Il serait dur de voir dans un désert, un chétif hameau change en une ville florissante détruit tout à coup par des commis du marc d'or, de la marque des fers et de la marque des cuirs. La pluspart de nos ouvriers, étant des Allemands qui n'entendaient point le français sont partis dans la seule crainte d'être rançonnés. Les autres nous abandonnent tous les jours, et de douze cent pères de famille utiles que j'avais rassemblés, il ne m'en reste pas à présent la moitié.

La seule grâce que je demande aujourd'hui à Mr L'Intendant de vôtre province, est qu'il veuille bien empêcher jusqu'à nouvel ordre que les commis ne viennent par des saisies dissiper ce qui reste d'artistes rassemblés de si loin et à si grands frais. Je prendrais ensuite toutes les mesures que Mr L'Intendant me préscrirait pour conserver ce qui reste de cette malheureuse colonie.
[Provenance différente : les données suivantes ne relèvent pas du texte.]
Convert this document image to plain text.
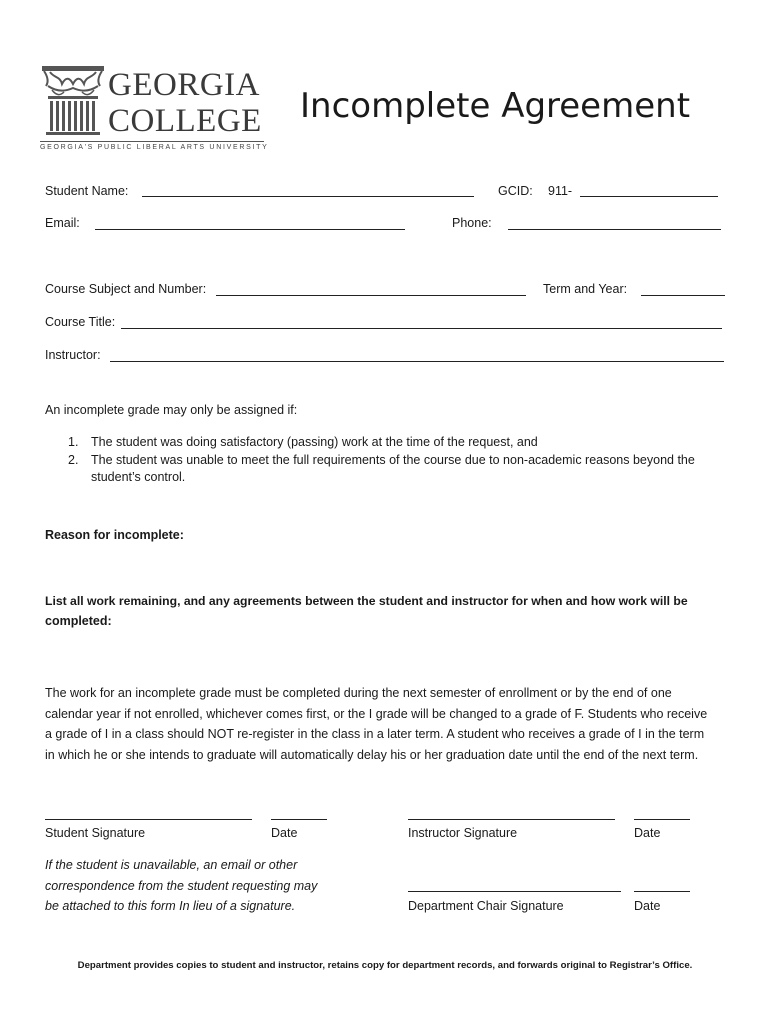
GEORGIA
COLLEGE
GEORGIA'S PUBLIC LIBERAL ARTS UNIVERSITY
Incomplete Agreement
Student Name:	GCID: 911-
Email:	Phone:
Course Subject and Number:	Term and Year:
Course Title:
Instructor:
An incomplete grade may only be assigned if:
1. The student was doing satisfactory (passing) work at the time of the request, and
2. The student was unable to meet the full requirements of the course due to non-academic reasons beyond the
student’s control.
Reason for incomplete:
List all work remaining, and any agreements between the student and instructor for when and how work will be
completed:
The work for an incomplete grade must be completed during the next semester of enrollment or by the end of one
calendar year if not enrolled, whichever comes first, or the I grade will be changed to a grade of F. Students who receive
a grade of I in a class should NOT re-register in the class in a later term. A student who receives a grade of I in the term
in which he or she intends to graduate will automatically delay his or her graduation date until the end of the next term.
Student Signature	Date	Instructor Signature	Date
If the student is unavailable, an email or other
correspondence from the student requesting may
be attached to this form In lieu of a signature.	Department Chair Signature	Date
Department provides copies to student and instructor, retains copy for department records, and forwards original to Registrar’s Office.
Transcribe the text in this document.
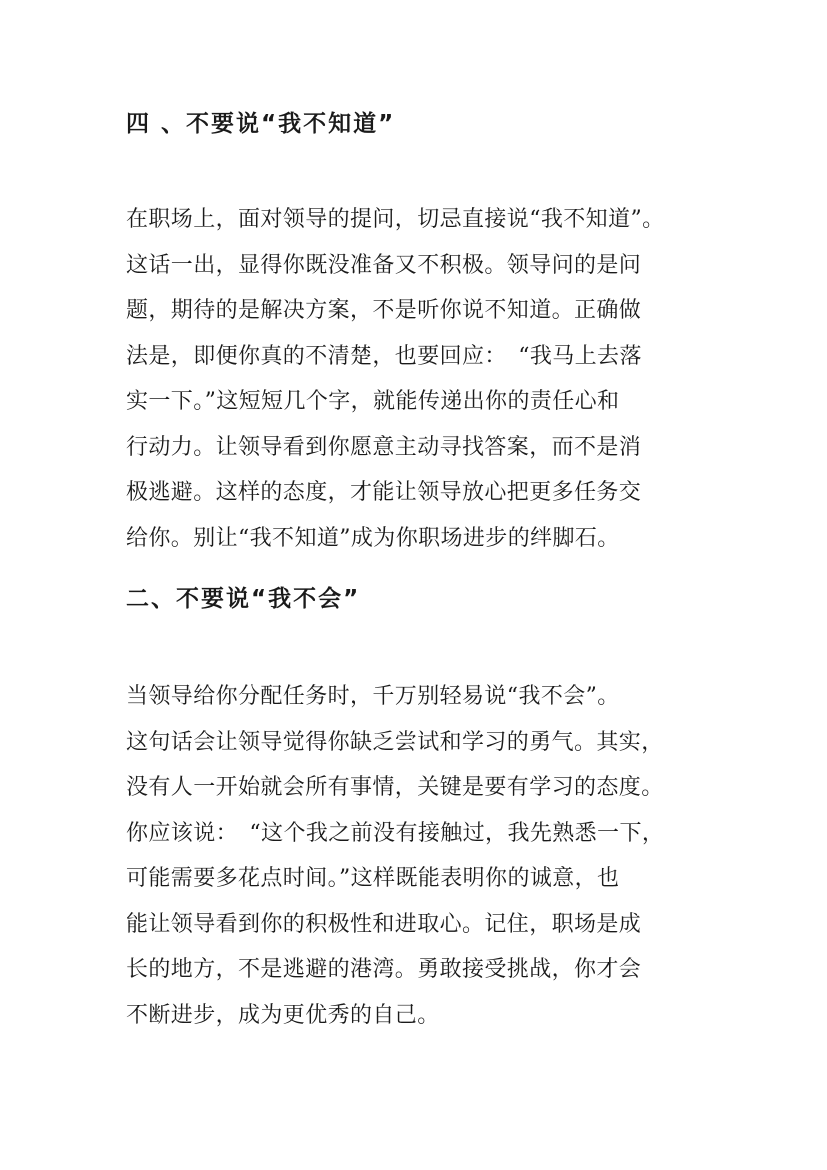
四 、不要说“我不知道”
在职场上，面对领导的提问，切忌直接说“我不知道”。
这话一出，显得你既没准备又不积极。领导问的是问
题，期待的是解决方案，不是听你说不知道。正确做
法是，即便你真的不清楚，也要回应：　“我马上去落
实一下。”这短短几个字，就能传递出你的责任心和
行动力。让领导看到你愿意主动寻找答案，而不是消
极逃避。这样的态度，才能让领导放心把更多任务交
给你。别让“我不知道”成为你职场进步的绊脚石。
二、不要说“我不会”
当领导给你分配任务时，千万别轻易说“我不会”。
这句话会让领导觉得你缺乏尝试和学习的勇气。其实，
没有人一开始就会所有事情，关键是要有学习的态度。
你应该说：　“这个我之前没有接触过，我先熟悉一下，
可能需要多花点时间。”这样既能表明你的诚意，也
能让领导看到你的积极性和进取心。记住，职场是成
长的地方，不是逃避的港湾。勇敢接受挑战，你才会
不断进步，成为更优秀的自己。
Si Vôtre Altesse Sérénissime daignait lui envoier la lettre que j'ai l'honneur de vous écrire vôtre recommandation servirait dumoins à retarder quelque tems nôtre ruine entière; et à l'âge de quatre vingt trois ans je mourrais avec moins de douleur étant consolé par vos bontés.

Je suis avec un profond respect, et une reconnaissance infinie

Monseigneur

De Vôtre Altesse Sérénissime

Le très humble et très obéissant serviteur.